Mexiletine and lidocaine are widely used class IB anti-arrhythmic drugs that are considered to act by blocking voltage-gated open sodium currents for treatment of ventricular arrhythmias and relief of pain. To gain mechanistic insights into action of anti-arrhythmics, we characterized biophysical properties of Na(v)1.5 and Na(v)1.7 channels stably expressed in HEK293 cells and compared their use-dependent block in response to mexiletine and lidocaine using whole-cell patch clamp recordings. While the voltage-dependent activation of Na(v)1.5 or Na(v)1.7 was not affected by mexiletine and lidocaine, the steady-state fast and slow inactivation of Na(v)1.5 and Na(v)1.7 were significantly shifted to hyperpolarized direction by either mexiletine or lidocaine in dose-dependent manner.

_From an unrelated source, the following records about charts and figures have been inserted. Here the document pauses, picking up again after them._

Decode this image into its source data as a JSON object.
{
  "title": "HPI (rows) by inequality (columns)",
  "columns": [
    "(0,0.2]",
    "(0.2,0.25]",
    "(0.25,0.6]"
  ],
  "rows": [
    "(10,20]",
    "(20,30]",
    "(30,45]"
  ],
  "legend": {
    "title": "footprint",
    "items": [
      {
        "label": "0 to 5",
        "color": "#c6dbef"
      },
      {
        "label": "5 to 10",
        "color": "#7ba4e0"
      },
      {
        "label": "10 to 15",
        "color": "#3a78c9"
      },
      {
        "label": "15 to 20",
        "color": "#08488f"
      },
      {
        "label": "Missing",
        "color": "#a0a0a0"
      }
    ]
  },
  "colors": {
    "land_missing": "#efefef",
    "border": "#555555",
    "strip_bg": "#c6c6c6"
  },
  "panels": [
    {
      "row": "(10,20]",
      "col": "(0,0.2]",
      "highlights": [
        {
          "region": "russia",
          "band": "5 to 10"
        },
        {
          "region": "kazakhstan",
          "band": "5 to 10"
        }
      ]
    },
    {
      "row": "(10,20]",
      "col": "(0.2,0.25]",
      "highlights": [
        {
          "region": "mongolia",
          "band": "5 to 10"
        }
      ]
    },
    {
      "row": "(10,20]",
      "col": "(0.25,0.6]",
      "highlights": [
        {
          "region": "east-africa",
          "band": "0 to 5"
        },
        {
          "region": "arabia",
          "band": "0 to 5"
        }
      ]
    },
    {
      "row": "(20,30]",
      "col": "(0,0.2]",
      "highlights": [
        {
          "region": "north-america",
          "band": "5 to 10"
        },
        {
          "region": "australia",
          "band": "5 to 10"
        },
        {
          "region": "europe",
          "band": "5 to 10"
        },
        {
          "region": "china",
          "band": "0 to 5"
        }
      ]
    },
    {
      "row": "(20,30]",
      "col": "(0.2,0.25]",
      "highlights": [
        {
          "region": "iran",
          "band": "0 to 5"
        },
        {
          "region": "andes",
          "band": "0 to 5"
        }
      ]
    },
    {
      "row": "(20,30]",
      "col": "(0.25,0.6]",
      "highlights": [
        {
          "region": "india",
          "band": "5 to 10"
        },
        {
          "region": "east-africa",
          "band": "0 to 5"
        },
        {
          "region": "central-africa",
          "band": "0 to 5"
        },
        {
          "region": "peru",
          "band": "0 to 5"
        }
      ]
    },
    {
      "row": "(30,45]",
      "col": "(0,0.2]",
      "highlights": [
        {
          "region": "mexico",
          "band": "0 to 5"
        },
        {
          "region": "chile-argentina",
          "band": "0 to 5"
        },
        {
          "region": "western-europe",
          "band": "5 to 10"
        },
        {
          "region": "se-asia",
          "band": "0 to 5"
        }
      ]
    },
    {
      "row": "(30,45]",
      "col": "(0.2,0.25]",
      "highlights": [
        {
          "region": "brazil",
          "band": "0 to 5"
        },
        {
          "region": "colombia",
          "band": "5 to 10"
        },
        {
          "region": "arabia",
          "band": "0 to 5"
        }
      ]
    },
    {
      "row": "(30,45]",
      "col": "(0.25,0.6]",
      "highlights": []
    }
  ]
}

Both mexiletine and lidocaine enhanced the slow component of closed-state inactivation, with mexiletine exerting stronger inhibition on either Na(v)1.5 or Na(v)1.7. The recovery from inactivation of Na(v)1.5 or Na(v)1.7 was significantly prolonged by mexiletine compared to lidocaine. Furthermore, mexiletine displayed a pronounced and prominent use-dependent inhibition of Na(v)1.5 than lidocaine, but not Na(v)1.7 channels. Taken together, our findings demonstrate differential responses to blockade by mexiletine and lidocaine that preferentially affect the gating of Na(v)1.5, as compared to Na(v)1.7; and mexiletine exhibits stronger use-dependent block of Na(v)1.5. The differential gating properties of Na(v)1.5 and Na(v)1.7 in response to mexiletine and lidocaine may help explain the drug effectiveness and advance in new designs of safe and specific sodium channel blockers for treatment of cardiac arrhythmia or pain.